Если бы для личности, для портрета познающего требовалось что-то вроде отпечатка пальцев, то есть некий уникальный идентификатор, то им вполне могла бы стать специфическая затрудненность припоминания и конфигурация выпадения. Можно сдать экзамен по любой дисциплине и получить оценку уровня знаний и профессиональной компетентности, но для общей интеллектуальной компетентности намного важнее вдруг случившееся выпадение: эта штука… как ее… ну, у пропеллера… как лепесток у цветка… Тут все важно: и локализация забытого, и траектория припоминания, и тот факт, удалось ли, наконец, восстановить, вспомнить лопасть самостоятельно или все же потребовалась подсказка. Причудливая топография забывания и траектория успешного или тщетного припоминания-восстановления – это дактилоскопия личности, хронограмма присутствия.
И все же для прояснения целостной картины необходимо привлечение данных и методов квантовой механики, причем не в качестве экзотической иллюстрации, а для понимания самой сути дела. Требуется прямое сопоставление, очная ставка предельно разнородных феноменов, радикально меняющих сам способ рассмотрения. Защелкивание суперпозиций и комплектация квантовых объектов, затягивание разрывов, образующихся в результате «декогеренции», стягивание регулярностей в природу, уже подвластную закону сохранения энергии, самотождественность, ее обеспечение, мнемотехника и амнестические стратегии сознания, неопознанная зажигалка, «исчезнувший» с фотографий Витек – таковы ключевые моменты, призванные объяснить друг друга. Причем размышление показывает, что иногда сознание на стороне памяти, оно противится спонтанному забвению, самопроизвольному рассеиванию информации. Иногда оно, наоборот, всецело на стороне забвения, то есть оно, сознание, совершает работу забвения – и в этих случаях оно тоже противодействует хаосу, нечленораздельному импринтингу низшего уровня. Противонаправленные участки последовательно сменяют друг друга, а иногда они включены параллельно.
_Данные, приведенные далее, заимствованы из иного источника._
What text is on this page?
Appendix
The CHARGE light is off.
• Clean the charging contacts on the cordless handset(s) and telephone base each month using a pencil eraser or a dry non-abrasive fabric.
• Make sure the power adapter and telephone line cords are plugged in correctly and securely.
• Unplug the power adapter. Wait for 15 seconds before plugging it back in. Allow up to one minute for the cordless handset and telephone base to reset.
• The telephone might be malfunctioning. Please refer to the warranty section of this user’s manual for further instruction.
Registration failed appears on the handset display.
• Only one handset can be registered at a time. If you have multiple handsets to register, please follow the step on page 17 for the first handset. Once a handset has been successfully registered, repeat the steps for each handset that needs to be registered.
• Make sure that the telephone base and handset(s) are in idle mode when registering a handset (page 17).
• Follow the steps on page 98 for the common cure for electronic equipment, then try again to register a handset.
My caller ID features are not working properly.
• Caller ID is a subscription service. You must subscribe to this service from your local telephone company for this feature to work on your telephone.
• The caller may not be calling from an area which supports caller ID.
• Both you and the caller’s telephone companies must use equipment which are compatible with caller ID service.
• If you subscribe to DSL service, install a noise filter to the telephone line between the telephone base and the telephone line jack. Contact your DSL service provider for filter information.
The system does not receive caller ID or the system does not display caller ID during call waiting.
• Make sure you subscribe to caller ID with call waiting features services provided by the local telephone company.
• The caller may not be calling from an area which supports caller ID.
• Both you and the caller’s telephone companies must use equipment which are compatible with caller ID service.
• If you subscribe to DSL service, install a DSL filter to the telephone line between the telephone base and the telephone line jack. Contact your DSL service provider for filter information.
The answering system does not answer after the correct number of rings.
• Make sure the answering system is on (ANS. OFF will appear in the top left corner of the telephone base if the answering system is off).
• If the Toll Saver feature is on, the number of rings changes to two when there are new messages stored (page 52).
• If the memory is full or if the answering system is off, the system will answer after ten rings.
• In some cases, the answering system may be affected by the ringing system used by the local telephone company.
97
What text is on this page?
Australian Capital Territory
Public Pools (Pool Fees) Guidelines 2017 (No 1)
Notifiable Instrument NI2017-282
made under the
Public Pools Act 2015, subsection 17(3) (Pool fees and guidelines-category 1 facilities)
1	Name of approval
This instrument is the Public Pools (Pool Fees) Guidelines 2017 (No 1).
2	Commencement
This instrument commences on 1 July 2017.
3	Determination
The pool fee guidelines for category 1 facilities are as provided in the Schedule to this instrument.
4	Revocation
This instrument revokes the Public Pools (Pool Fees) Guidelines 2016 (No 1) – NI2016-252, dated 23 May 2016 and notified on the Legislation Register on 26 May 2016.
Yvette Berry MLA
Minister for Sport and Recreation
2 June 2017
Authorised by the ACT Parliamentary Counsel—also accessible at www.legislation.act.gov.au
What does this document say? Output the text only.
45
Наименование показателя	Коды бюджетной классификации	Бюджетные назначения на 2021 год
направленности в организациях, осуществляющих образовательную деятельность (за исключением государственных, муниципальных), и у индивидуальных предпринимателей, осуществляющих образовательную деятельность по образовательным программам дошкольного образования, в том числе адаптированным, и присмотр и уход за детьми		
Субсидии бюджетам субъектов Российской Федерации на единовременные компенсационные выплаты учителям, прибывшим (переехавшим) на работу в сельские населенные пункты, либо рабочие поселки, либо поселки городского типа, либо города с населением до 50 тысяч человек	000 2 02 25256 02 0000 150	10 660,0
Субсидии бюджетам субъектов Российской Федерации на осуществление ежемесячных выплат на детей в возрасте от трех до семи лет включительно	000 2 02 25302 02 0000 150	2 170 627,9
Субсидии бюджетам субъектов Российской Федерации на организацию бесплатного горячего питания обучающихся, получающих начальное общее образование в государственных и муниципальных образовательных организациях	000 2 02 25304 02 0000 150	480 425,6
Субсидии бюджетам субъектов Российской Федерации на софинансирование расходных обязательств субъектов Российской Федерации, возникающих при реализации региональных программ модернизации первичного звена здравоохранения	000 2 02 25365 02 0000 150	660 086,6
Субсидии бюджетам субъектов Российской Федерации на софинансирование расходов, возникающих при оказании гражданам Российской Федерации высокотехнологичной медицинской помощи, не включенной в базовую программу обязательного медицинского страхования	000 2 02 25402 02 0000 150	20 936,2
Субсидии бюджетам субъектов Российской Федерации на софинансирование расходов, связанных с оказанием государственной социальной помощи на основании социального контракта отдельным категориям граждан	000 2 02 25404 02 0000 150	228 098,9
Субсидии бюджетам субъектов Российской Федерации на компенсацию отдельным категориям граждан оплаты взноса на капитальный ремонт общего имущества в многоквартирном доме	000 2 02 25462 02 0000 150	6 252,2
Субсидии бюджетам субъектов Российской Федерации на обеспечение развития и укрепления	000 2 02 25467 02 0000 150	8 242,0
Во многих случаях помнить проще, чем забыть, и тогда работа негативности способна достигать высшего пилотажа, производя сложный феномен направленного неузнавания, недоступный никакому компьютерному моделированию.
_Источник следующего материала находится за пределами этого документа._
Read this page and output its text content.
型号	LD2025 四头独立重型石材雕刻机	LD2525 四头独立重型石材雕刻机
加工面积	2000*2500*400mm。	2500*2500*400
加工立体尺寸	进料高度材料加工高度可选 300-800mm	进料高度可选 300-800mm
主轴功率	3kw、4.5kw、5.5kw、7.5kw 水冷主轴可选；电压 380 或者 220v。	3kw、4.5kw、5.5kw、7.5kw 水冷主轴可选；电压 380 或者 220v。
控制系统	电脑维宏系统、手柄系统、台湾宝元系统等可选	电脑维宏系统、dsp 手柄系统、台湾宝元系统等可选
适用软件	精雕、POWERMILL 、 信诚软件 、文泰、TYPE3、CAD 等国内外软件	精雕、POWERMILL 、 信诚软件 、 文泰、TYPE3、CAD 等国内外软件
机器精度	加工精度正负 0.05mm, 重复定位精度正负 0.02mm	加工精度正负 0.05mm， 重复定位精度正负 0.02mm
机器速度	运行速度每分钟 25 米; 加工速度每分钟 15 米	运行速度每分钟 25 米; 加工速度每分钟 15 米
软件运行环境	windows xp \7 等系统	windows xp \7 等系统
Не узнавать зажигалку? Разве не об этом прекрасная буддистская притча, когда на протяжении двадцати лет, проходя мимо одного и того же места, учитель спрашивает ученика: «Что ты видишь?» – и получает ответ: «Я вижу камень», на чем их разговор и заканчивается. Но однажды, через двадцать лет, ученик промолчал в ответ на заданный вопрос, и наставник сказал: «Вот теперь ты видишь камень». Ибо нарушение импринтинга автоматического опознавания – это если и не само просветление, то уж точно прелюдия к нему. Равно как и мужество узнать, требующееся совсем на другом участке.